For instance, the iShares MSCI EMU ETF (NYSEArca: EZU) and the SPDR EURO STOXX 50 (NYSEArca: FEZ) both focus on Eurozone countries. EZU shows a 15.8 price-to-earnings ratio and a 1.4 price-to-book while FEZ has a 15.2 P/E and a 1.4 P/B. In contrast, the S&P 500 index has a 17.6 P/E and a 2.5 P/B.

Looking ahead, if the European Central Bank enacts a full-blown quantitative easing program, similar to the size and scope of the Federal Reserve’s bond purchasing plan, Eurozone markets could experience a sizable rally. As monetary easing helps stimulate the economy, traders anticipate the expansion will translate to earnings growth in the Eurozone.
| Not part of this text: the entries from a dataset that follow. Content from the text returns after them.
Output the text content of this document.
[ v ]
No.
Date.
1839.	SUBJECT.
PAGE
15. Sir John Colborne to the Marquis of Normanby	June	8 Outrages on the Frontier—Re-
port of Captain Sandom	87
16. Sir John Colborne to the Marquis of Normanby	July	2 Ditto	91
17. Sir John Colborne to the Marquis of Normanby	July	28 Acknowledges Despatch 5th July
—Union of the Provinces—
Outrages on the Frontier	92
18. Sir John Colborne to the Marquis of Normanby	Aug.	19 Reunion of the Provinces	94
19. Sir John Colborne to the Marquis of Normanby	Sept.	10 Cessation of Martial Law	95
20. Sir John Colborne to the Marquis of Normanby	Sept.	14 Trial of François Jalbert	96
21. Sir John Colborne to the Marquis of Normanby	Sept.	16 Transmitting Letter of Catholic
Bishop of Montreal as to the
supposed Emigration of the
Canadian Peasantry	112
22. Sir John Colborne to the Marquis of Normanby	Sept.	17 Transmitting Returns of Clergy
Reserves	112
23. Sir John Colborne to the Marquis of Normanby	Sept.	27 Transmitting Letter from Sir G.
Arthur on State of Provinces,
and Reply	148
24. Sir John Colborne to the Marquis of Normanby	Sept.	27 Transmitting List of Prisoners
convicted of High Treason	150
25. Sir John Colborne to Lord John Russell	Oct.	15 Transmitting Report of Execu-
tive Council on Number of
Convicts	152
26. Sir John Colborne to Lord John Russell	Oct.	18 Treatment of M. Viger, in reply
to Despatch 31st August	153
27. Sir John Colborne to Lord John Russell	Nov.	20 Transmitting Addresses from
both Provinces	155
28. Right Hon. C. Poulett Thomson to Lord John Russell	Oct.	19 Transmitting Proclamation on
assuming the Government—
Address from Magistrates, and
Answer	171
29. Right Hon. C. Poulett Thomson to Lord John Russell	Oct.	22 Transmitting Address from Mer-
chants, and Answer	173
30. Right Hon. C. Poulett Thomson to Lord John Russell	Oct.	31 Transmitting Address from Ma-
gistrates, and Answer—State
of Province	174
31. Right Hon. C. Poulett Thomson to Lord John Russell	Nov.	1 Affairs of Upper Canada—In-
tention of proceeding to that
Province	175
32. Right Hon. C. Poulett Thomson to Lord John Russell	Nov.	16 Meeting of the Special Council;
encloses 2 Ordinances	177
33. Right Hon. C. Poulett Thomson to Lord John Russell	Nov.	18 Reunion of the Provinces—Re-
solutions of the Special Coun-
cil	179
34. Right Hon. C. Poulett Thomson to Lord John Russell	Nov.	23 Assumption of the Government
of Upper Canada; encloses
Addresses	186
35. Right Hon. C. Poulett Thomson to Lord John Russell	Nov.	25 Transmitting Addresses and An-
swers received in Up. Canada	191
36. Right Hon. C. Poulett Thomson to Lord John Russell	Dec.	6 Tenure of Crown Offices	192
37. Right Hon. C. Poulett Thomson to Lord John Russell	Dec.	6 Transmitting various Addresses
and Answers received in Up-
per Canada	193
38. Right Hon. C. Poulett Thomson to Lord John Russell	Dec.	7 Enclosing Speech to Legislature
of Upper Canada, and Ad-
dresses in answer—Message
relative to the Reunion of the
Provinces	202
The European Monetary Union’s ECB will release its announcement next Thursday, December 4. [Ahead of ECB Meeting, Hedge Euro ETF Back in the Spotlight]

U.S. investors, though, will have to monitor currency risks when investing overseas, especially in Europe where a QE program would greatly depreciate the euro currency – a weak euro means that investors would generate lower U.S.-dollar-denominated returns. The euro currency has depreciated about 9.3% so far this year to $1.2475.

Nevertheless, ETF investors can utilize currency-hedged Europe funds that capture European markets while mitigating the negative effects of a depreciating euro currency or appreciating U.S. dollar.